5. Conclusion and Future work
In this paper, we showed that SMR, SVM, RF, and GBRT models were able to classify TSS, with SMR achieving the highest AUC. We proposed a deep AE architecture to extract representative features from PWIs and showed that adding deep features boosted the classifiers’ performance, showing the potential application of deep learning feature extraction techniques in TSS classification. In addition, we utilized a visualization method to interpret the features learned in the deep AE and discussed the possible research opportunity in understanding deep learning models for medical images.
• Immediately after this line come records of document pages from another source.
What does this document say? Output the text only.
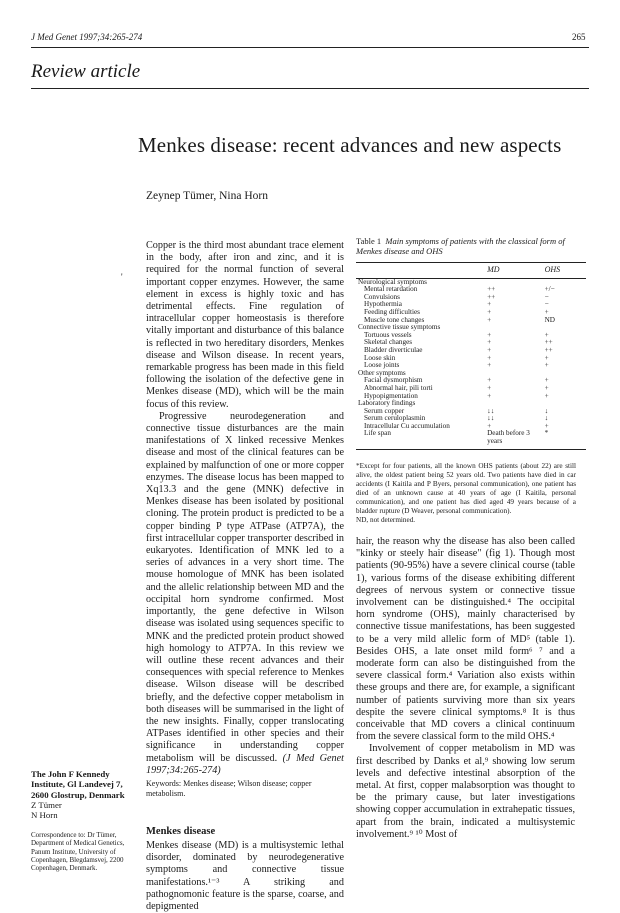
J Med Genet 1997;34:265-274	265
Review article
Menkes disease: recent advances and new aspects
Zeynep Tümer, Nina Horn
'

Copper is the third most abundant trace element in the body, after iron and zinc, and it is required for the normal function of several important copper enzymes. However, the same element in excess is highly toxic and has detrimental effects. Fine regulation of intracellular copper homeostasis is therefore vitally important and disturbance of this balance is reflected in two hereditary disorders, Menkes disease and Wilson disease. In recent years, remarkable progress has been made in this field following the isolation of the defective gene in Menkes disease (MD), which will be the main focus of this review.

Progressive neurodegeneration and connective tissue disturbances are the main manifestations of X linked recessive Menkes disease and most of the clinical features can be explained by malfunction of one or more copper enzymes. The disease locus has been mapped to Xq13.3 and the gene (MNK) defective in Menkes disease has been isolated by positional cloning. The protein product is predicted to be a copper binding P type ATPase (ATP7A), the first intracellular copper transporter described in eukaryotes. Identification of MNK led to a series of advances in a very short time. The mouse homologue of MNK has been isolated and the allelic relationship between MD and the occipital horn syndrome confirmed. Most importantly, the gene defective in Wilson disease was isolated using sequences specific to MNK and the predicted protein product showed high homology to ATP7A. In this review we will outline these recent advances and their consequences with special reference to Menkes disease. Wilson disease will be described briefly, and the defective copper metabolism in both diseases will be summarised in the light of the new insights. Finally, copper translocating ATPases identified in other species and their significance in understanding copper metabolism will be discussed. (J Med Genet 1997;34:265-274)

Keywords: Menkes disease; Wilson disease; copper metabolism.
Menkes disease

Menkes disease (MD) is a multisystemic lethal disorder, dominated by neurodegenerative symptoms and connective tissue manifestations.¹⁻³ A striking and pathognomonic feature is the sparse, coarse, and depigmented

The John F Kennedy Institute, Gl Landevej 7, 2600 Glostrup, Denmark
Z Tümer
N Horn
Correspondence to: Dr Tümer, Department of Medical Genetics, Panum Institute, University of Copenhagen, Blegdamsvej, 2200 Copenhagen, Denmark.
Table 1 Main symptoms of patients with the classical form of Menkes disease and OHS
	MD	OHS
Neurological symptoms		
Mental retardation	++	+/−
Convulsions	++	−
Hypothermia	+	−
Feeding difficulties	+	+
Muscle tone changes	+	ND
Connective tissue symptoms		
Tortuous vessels	+	+
Skeletal changes	+	++
Bladder diverticulae	+	++
Loose skin	+	+
Loose joints	+	+
Other symptoms		
Facial dysmorphism	+	+
Abnormal hair, pili torti	+	+
Hypopigmentation	+	+
Laboratory findings		
Serum copper	↓↓	↓
Serum ceruloplasmin	↓↓	↓
Intracellular Cu accumulation	+	+
Life span	Death before 3 years	*
*Except for four patients, all the known OHS patients (about 22) are still alive, the oldest patient being 52 years old. Two patients have died in car accidents (I Kaitila and P Byers, personal communication), one patient has died of an unknown cause at 40 years of age (I Kaitila, personal communication), and one patient has died aged 49 years because of a bladder rupture (D Weaver, personal communication).
ND, not determined.

hair, the reason why the disease has also been called "kinky or steely hair disease" (fig 1). Though most patients (90-95%) have a severe clinical course (table 1), various forms of the disease exhibiting different degrees of nervous system or connective tissue involvement can be distinguished.⁴ The occipital horn syndrome (OHS), mainly characterised by connective tissue manifestations, has been suggested to be a very mild allelic form of MD⁵ (table 1). Besides OHS, a late onset mild form⁶ ⁷ and a moderate form can also be distinguished from the severe classical form.⁴ Variation also exists within these groups and there are, for example, a significant number of patients surviving more than six years despite the severe clinical symptoms.⁸ It is thus conceivable that MD covers a clinical continuum from the severe classical form to the mild OHS.⁴

Involvement of copper metabolism in MD was first described by Danks et al,⁹ showing low serum levels and defective intestinal absorption of the metal. At first, copper malabsorption was thought to be the primary cause, but later investigations showing copper accumulation in extrahepatic tissues, apart from the brain, indicated a multisystemic involvement.⁹ ¹⁰ Most of
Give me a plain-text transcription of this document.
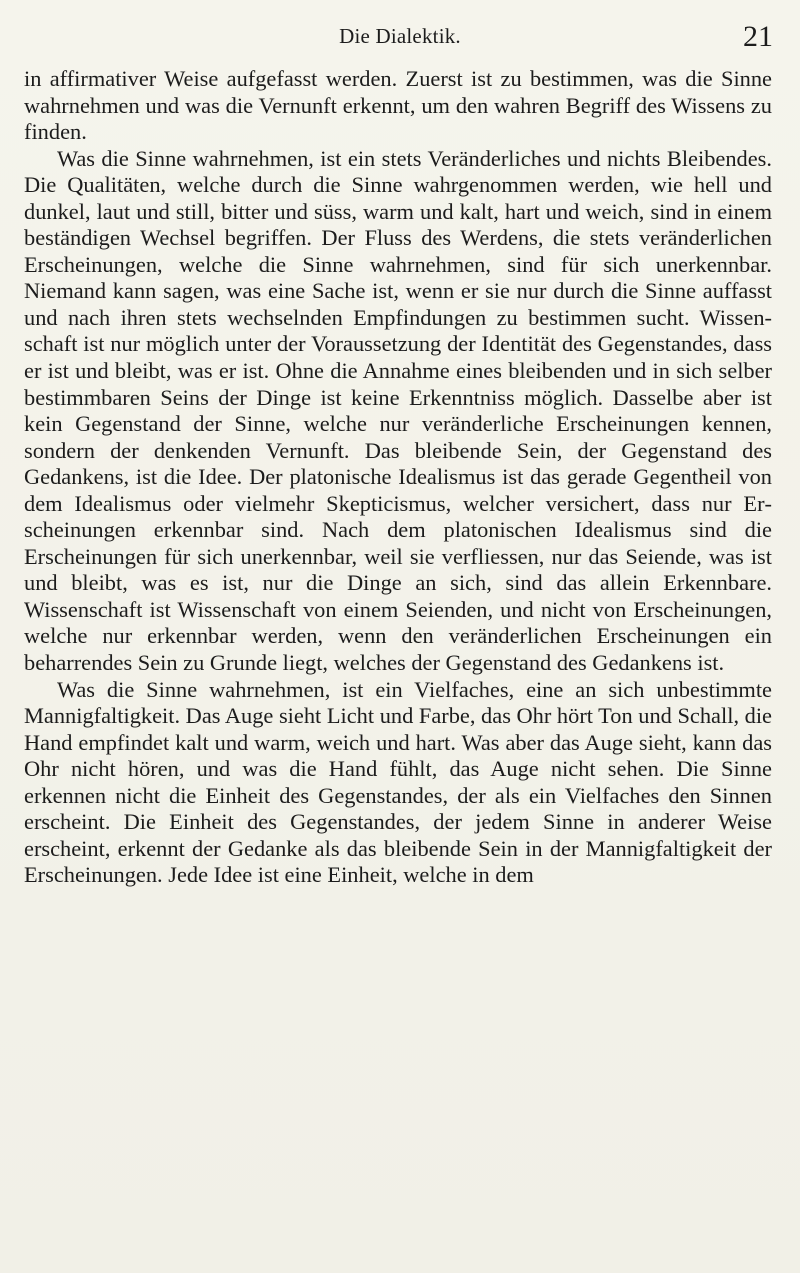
Die Dialektik.	21

in affirmativer Weise aufgefasst werden. Zuerst ist zu bestimmen, was die Sinne wahrnehmen und was die Vernunft erkennt, um den wahren Begriff des Wissens zu finden.

Was die Sinne wahrnehmen, ist ein stets Veränderliches und nichts Bleibendes. Die Qualitäten, welche durch die Sinne wahrgenommen werden, wie hell und dunkel, laut und still, bitter und süss, warm und kalt, hart und weich, sind in einem beständigen Wechsel begriffen. Der Fluss des Werdens, die stets veränderlichen Erscheinungen, welche die Sinne wahrnehmen, sind für sich unerkennbar. Niemand kann sagen, was eine Sache ist, wenn er sie nur durch die Sinne auffasst und nach ihren stets wechselnden Empfindungen zu bestimmen sucht. Wissenschaft ist nur möglich unter der Voraussetzung der Identität des Gegenstandes, dass er ist und bleibt, was er ist. Ohne die Annahme eines bleibenden und in sich selber bestimmbaren Seins der Dinge ist keine Erkenntniss möglich. Dasselbe aber ist kein Gegenstand der Sinne, welche nur veränderliche Erscheinungen kennen, sondern der denkenden Vernunft. Das bleibende Sein, der Gegenstand des Gedankens, ist die Idee. Der platonische Idealismus ist das gerade Gegentheil von dem Idealismus oder vielmehr Skepticismus, welcher versichert, dass nur Erscheinungen erkennbar sind. Nach dem platonischen Idealismus sind die Erscheinungen für sich unerkennbar, weil sie verfliessen, nur das Seiende, was ist und bleibt, was es ist, nur die Dinge an sich, sind das allein Erkennbare. Wissenschaft ist Wissenschaft von einem Seienden, und nicht von Erscheinungen, welche nur erkennbar werden, wenn den veränderlichen Erscheinungen ein beharrendes Sein zu Grunde liegt, welches der Gegenstand des Gedankens ist.

Was die Sinne wahrnehmen, ist ein Vielfaches, eine an sich unbestimmte Mannigfaltigkeit. Das Auge sieht Licht und Farbe, das Ohr hört Ton und Schall, die Hand empfindet kalt und warm, weich und hart. Was aber das Auge sieht, kann das Ohr nicht hören, und was die Hand fühlt, das Auge nicht sehen. Die Sinne erkennen nicht die Einheit des Gegenstandes, der als ein Vielfaches den Sinnen erscheint. Die Einheit des Gegenstandes, der jedem Sinne in anderer Weise erscheint, erkennt der Gedanke als das bleibende Sein in der Mannigfaltigkeit der Erscheinungen. Jede Idee ist eine Einheit, welche in dem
We now discuss a few limitations and areas of future work. First, there are roughly 1,100 patients available in our dataset, but the majority of them were missing one or more MR images and were therefore not included in this analysis. Our next step will be looking into multimodal and denoising deep learning frameworks that are capable of handling missing data. Second, we will explore different feature generation techniques (e.g., descriptive and histogram statistics) to enlarge the feature set for training the classifiers. Third, we plan to explore several visualization techniques, such as deconvolution [49] and gated backpropagation [50] in order to understand the deep AE’s features and to draw both visual and statistical correlations to TSS classification. Finally, TSS<4.5hrs is the current clinical cutoff time for IV tPA treatment, yet this may not be an absolute time point in which a stroke patient can benefit from treatment because of changing brain pathophysiology [51]. We therefore plan to investigate and extend our models to more classes (e.g., a ±0.5hr boundary), rather than just TSS<4.5hrs/TSS≥4.5hrs.
6 Acknowledgements
This research was supported by National Institutes of Health (NIH) Grant R01 NS076534, UCLA Radiology Department Exploratory Research Grant 16-0003, and an NVIDIA Academic Hardware Grant.